La demoiselle éclata de rire, ce qui eut l’effet de faire gonfler l’intégralité de ses veines au niveau de la tête de Nashoba. Elle décida d’ailleurs que ce n’était pas suffisant, et renchérit avec une petite pique concernant ses potentiels problèmes de vue, et la fragilité de son abri. L’ermite vit rouge. Rouge qui était, d’ailleurs, tout à fait visible sur l’intégralité de son visage.
Son abri était PARFAIT. C’était elle, cette courge, qui avait trop forcé sur la porte !!! La délicatesse n’était-elle pas censée être l’apanage des femmes ? Ou alors celle-ci descendait-elle non pas de la femme mais de l'éléphant ?!

Seulement ladite éléphante désamorça la situation en montrant que non seulement, ses précédents dires n’était qu’une simple touche d’humour, et de plus, qu’elle était désolée. L’égo de Nashoba descendit donc d’un étage, et son teint rouge vira vers le rose. Elle lui expliqua ensuite pourquoi elle avait défoncé son mur, ce qui expédie l'ego au rez-de-chaussée, et le rose, vers une teinte plus rose du tout.

Elle parla… Beaucoup…
Bizarrement, cette fois, il ne se sentit pas irrité par la proposition. Pire, il commençait à être intéressé. Peut-être était-ce leur dernière altercation qui l’avait convaincu que Lenorian était un poil plus méritante qu’il ne l’avait cru. (Même s’il prenait soin d’oublier qu’il l’avait définitivement mal jugée). Ou peut-être encore était-ce l’acharnement de la marchande qui témoignait au moins d’une volonté indéniable ? No se.
Par contre, elle n’allait pas s’en sortir si facilement ! Peut-être- et il insistait bien sur le PEUT-ÊTRE- qu’il accepterait ce marché. Mais il refusait de le faire sans conditions.

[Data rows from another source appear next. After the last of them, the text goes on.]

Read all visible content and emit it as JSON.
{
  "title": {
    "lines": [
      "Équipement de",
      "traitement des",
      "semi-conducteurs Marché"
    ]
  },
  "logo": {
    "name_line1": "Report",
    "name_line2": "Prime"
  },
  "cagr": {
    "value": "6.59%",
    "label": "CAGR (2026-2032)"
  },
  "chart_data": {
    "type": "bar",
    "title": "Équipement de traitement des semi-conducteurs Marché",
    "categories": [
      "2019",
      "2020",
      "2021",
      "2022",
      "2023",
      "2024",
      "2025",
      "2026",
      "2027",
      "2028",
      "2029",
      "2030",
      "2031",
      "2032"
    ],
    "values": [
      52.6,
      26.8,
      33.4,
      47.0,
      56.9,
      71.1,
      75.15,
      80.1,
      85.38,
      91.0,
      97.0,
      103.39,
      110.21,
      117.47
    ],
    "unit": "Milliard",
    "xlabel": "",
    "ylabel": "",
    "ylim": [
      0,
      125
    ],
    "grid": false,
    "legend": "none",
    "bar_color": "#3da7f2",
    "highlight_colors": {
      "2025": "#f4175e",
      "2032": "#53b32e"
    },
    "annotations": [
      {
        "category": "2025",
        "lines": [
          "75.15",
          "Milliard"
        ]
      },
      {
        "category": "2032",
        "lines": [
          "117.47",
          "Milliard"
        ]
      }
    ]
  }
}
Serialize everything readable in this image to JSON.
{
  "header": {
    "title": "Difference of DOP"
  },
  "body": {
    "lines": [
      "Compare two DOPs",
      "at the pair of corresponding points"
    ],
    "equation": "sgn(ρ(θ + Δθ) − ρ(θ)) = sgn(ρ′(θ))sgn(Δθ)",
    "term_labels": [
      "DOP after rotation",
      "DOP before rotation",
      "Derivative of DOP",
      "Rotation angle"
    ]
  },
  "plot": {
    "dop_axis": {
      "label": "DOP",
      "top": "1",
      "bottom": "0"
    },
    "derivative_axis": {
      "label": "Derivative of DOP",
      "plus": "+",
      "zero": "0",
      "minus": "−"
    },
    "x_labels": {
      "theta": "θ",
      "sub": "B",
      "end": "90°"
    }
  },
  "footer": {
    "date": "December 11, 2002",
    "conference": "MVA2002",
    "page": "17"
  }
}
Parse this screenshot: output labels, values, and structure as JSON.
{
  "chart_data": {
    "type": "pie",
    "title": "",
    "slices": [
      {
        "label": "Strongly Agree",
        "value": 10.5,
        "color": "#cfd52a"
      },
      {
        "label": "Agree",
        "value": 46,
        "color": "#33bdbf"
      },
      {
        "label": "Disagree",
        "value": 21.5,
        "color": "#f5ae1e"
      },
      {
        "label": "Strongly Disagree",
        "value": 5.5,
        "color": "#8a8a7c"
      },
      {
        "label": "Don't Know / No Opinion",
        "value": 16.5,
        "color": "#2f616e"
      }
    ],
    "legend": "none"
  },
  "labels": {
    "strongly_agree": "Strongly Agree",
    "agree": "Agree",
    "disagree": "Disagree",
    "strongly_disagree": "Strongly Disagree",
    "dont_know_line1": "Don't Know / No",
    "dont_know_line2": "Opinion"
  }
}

« Je suis en effet à-même de réparer ça, mais je refuse de réparer VOS conneries. Vous réglez ça de vos propres mains, et là, peut-être que je réflechirai à votre proposition.  »


Il se retourna et reprit son travail de sculpture.

« Ceci dit, je ne serais pas contre quelques coquillages. De plus, il y a des matériaux à Isokan qui me seraient bien utiles de faire importer ici.   »


Son petit bout de bois commençait à prendre doucement forme. Pour l’instant, cela collait assez bien à l’image mentale qu’il avait constituée.

« M’enfin, il est tard, et les trous dans les murs, ça m’empêche de réfléchir.   »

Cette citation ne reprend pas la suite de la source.